本发明通过设备的重新设计,在设备内采用管材内部通气的结构,比如针对每一个管材,均有单独的一根气体输运管路,该管路直接延伸进入管件内部,气体通入后直接在管件内部均匀扩散;与此同时,在管件的内部放置CCP等离子体源使得管材内部形成高密度等离子体,在管件外壁设置ICP线圈产生磁场来增强管材内部放电强度,使得管件内电离气体均匀分布以保证薄膜沉积的均匀性和稳定性,如图1所示。本发明完成上述工艺及设备改进之后,在塑料管/瓶内壁和外壁沉积的低速SiO,由于沉积速度慢,薄膜比较致密,表面缺陷较少,易于提升水汽等影响源的阻隔效果;内壁和外壁沉积的高速SiO2层可以整体加大阻隔层的厚度,使得水蒸气分子、氧气分子和二氧化碳分子如想渗透到管件内部必须穿越更长的路径、花费更长的时间,这样就间接延长了样本的保存时间。

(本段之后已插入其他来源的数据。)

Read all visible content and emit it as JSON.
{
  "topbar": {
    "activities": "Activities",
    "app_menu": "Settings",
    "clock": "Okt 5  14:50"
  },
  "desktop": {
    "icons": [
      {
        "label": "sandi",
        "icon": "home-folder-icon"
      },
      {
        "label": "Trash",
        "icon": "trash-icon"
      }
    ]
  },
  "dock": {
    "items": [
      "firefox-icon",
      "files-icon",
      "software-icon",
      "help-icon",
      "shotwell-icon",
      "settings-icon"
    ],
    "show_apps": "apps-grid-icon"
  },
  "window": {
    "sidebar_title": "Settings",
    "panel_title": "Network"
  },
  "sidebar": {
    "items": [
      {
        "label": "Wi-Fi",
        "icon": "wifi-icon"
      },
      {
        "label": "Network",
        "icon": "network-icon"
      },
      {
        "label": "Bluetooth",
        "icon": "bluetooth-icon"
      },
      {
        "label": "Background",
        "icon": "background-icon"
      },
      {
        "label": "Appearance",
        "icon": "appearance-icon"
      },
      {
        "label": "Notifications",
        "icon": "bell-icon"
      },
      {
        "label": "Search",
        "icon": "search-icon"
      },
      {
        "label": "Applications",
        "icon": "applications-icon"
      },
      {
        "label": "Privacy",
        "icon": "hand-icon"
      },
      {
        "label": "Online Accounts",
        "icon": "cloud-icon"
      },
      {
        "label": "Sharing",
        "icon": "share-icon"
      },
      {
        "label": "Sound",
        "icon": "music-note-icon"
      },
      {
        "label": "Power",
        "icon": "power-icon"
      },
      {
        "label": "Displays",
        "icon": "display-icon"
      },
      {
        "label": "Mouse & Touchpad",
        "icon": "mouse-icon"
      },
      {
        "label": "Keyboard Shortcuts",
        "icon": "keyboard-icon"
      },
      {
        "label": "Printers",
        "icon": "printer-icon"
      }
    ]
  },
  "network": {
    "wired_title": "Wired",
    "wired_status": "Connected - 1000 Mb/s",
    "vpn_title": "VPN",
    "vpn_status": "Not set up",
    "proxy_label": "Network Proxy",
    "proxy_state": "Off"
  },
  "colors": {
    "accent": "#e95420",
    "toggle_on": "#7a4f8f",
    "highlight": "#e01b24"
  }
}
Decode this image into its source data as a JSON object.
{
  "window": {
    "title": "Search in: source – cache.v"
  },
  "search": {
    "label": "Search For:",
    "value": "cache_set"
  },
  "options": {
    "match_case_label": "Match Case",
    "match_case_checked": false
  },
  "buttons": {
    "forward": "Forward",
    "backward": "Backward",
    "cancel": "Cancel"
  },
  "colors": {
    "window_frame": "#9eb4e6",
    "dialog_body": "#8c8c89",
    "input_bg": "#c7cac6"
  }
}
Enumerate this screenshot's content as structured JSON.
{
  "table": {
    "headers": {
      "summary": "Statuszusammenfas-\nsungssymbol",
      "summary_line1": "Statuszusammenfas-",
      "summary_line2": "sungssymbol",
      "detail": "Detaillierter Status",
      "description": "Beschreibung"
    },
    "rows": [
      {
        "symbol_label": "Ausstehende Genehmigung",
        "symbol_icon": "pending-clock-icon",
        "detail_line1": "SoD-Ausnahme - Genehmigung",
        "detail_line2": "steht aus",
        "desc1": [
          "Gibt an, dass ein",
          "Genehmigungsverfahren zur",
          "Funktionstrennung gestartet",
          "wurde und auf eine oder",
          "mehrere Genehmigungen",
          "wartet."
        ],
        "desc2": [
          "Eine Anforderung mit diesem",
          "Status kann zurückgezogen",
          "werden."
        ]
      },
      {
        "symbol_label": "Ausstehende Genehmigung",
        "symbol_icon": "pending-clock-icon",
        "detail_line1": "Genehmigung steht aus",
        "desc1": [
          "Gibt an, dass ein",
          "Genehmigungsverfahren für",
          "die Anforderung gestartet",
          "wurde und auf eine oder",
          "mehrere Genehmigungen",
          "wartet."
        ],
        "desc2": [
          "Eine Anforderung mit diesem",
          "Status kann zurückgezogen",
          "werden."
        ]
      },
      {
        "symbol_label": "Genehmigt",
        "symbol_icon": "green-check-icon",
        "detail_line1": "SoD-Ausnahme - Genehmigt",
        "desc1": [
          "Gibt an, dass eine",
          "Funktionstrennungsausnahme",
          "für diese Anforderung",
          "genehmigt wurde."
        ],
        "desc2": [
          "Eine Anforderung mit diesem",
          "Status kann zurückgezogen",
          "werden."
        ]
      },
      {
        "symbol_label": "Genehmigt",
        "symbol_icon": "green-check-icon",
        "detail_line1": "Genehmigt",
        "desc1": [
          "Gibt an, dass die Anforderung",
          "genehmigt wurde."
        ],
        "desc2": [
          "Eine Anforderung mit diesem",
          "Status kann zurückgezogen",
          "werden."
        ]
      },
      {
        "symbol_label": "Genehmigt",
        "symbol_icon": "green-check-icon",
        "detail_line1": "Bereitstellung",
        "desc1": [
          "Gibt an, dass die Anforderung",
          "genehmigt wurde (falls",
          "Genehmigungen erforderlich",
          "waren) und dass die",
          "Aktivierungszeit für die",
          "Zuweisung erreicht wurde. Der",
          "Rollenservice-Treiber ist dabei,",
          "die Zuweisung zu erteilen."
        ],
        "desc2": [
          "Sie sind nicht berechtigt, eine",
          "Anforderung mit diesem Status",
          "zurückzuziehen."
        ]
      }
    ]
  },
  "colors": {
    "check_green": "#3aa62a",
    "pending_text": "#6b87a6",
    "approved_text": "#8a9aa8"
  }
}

另外,外壁沉积的SiNx薄膜具有疏水的作用,而SiO和SiO2是亲水的薄膜,这样就将暴露在最外面的亲水层改性为了疏水层,使得塑料管/瓶外表面不易沾染水渍、脏污。
与现有技术相比,本发明具有以下有益效果:本发明使得PET、PEN等塑料管件表面微观孔隙被填充,水蒸气分子、氧气分子和二氧化碳分子不易渗透到管内壁而影响样本的测试准确性;另外,本发明利用低速SiO和高速SiO2结合的模式,提升阻隔膜的致密性同时延长了渗透距离,同时利用SiNx对外壁表面的SiO2进行改性,亲水改为了疏水,避免了水渍、脏污的影响。
附图说明
图1本发明所用设备实验原理图;
图中标记:1-进气管,2-ICP线圈,3-CCP等离子体源,4-管材,5-外电极,6-射频,7-排气孔,8-接地。
具体实施方式
下面结合附图和具体实施例对本发明的技术方案作进一步详细介绍,但本发明并不局限于以下技术方案。
实施例1
目前医疗市场用量很大的柠檬酸钠真空采血管,本实施例采用的真空采血管为PET塑料材质,管壁内侧低速沉积10nm的第一SiO(一氧化硅)薄膜;第一SiO(一氧化硅)薄膜外侧高速沉积70nm的第一SiO2(二氧化硅)薄膜;在管壁外侧低速沉积5nm的第二SiO(一氧化硅)薄膜,然后再高速沉积10nm的第二SiO2(二氧化硅)薄膜,最后再沉积一层10nm的SiNx(氮化硅)薄膜用作疏水层结构。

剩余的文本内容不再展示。